Under certain conditions it is not bad practice to use continuous trusses, and under others it is, irrespective of the question of economics. When the foundations of the piers are solid rock or other very hard material, continuity is permissible; but when they are piles or comparatively soft material without piles, it is better to forego any possible saving of metal rather than to run the risk of unequal settlement of piers and the consequent upsetting of stress distribution throughout the trusses from end to end of structure.

The most notable example of continuous trusses in America, or, as far as the author knows, anywhere else in the world, is the Sciotoville Bridge over the Ohio River on the line of the Chesapeake and Ohio Northern Railroad. At this location continuous trusses were permissible, for the reason that the pier foundations are solid rock at no great distance below the bed of the stream. That structure consists of two continuous, double-track-railway spans of 775 feet each. It was designed and engineered by Dr. Gustav Lindenthal, Consulting Engineer, and was completed in 1917.
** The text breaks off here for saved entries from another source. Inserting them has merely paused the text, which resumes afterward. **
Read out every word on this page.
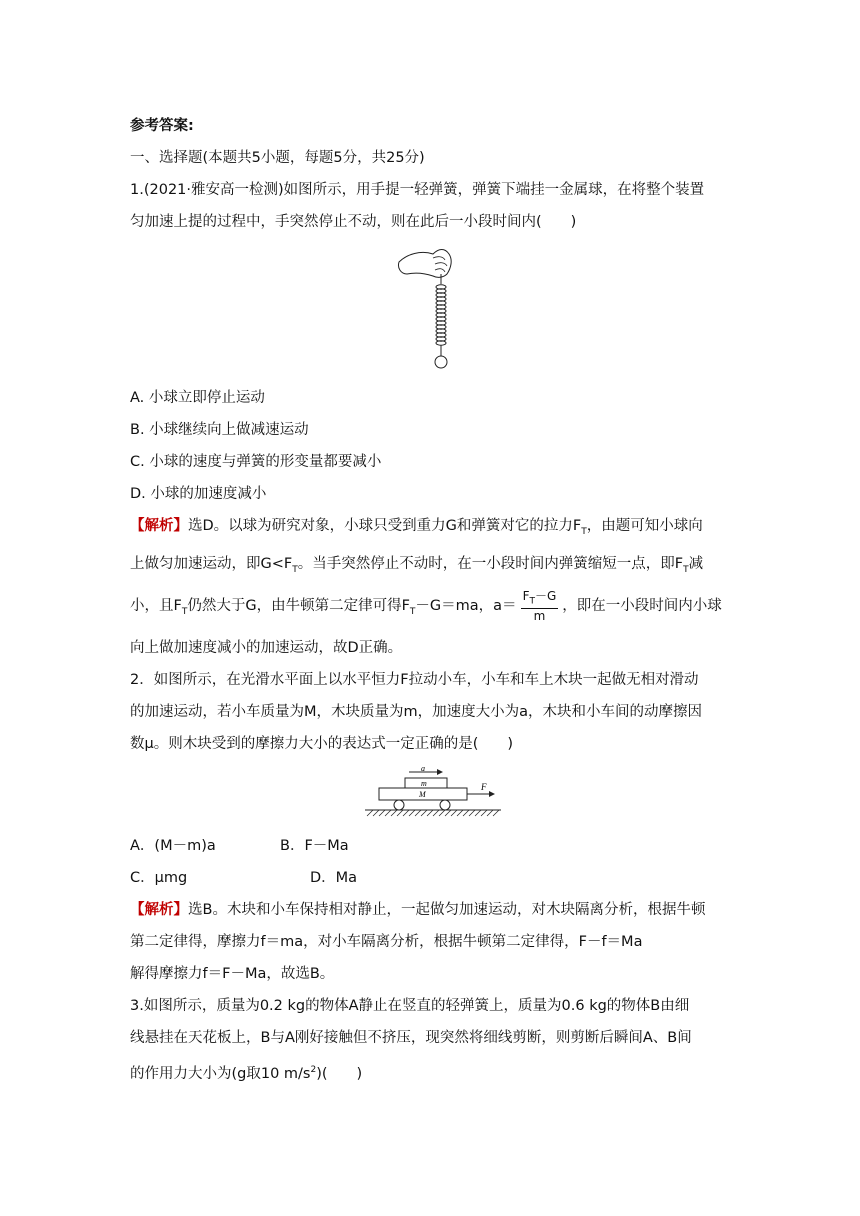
参考答案:
一、选择题(本题共5小题，每题5分，共25分)
1.(2021·雅安高一检测)如图所示，用手提一轻弹簧，弹簧下端挂一金属球，在将整个装置
匀加速上提的过程中，手突然停止不动，则在此后一小段时间内(　　)
A. 小球立即停止运动
B. 小球继续向上做减速运动
C. 小球的速度与弹簧的形变量都要减小
D. 小球的加速度减小
【解析】选D。以球为研究对象，小球只受到重力G和弹簧对它的拉力$F_T$，由题可知小球向
上做匀加速运动，即$G<F_T$。当手突然停止不动时，在一小段时间内弹簧缩短一点，即$F_T$减
小，且$F_T$仍然大于G，由牛顿第二定律可得$F_T-G=ma$，$a= \frac{F_T-G}{m}$ ，即在一小段时间内小球
向上做加速度减小的加速运动，故D正确。
2．如图所示，在光滑水平面上以水平恒力F拉动小车，小车和车上木块一起做无相对滑动
的加速运动，若小车质量为M，木块质量为m，加速度大小为a，木块和小车间的动摩擦因
数μ。则木块受到的摩擦力大小的表达式一定正确的是(　　)
a
m
M
F
A．(M－m)a	B．F－Ma
C．μmg	D．Ma
【解析】选B。木块和小车保持相对静止，一起做匀加速运动，对木块隔离分析，根据牛顿
第二定律得，摩擦力f＝ma，对小车隔离分析，根据牛顿第二定律得，F－f＝Ma
解得摩擦力f＝F－Ma，故选B。
3.如图所示，质量为0.2 kg的物体A静止在竖直的轻弹簧上，质量为0.6 kg的物体B由细
线悬挂在天花板上，B与A刚好接触但不挤压，现突然将细线剪断，则剪断后瞬间A、B间
的作用力大小为(g取10 $m/s^2$)(　　)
Desiring to have this comparison of weights of metal for continuous trusses conform as closely as possible with actual conditions, the author assumed the outlines of the Sciotoville structure, and contrasted it with a bridge of two simple spans, each made five (5) feet shorter, so as to allow for the distance between centers of pedestals on the middle pier, using practically the same panel-lengths as those of the Sciotoville Bridge and economic truss-depths for the simple spans based upon the information given in "Bridge Engineering."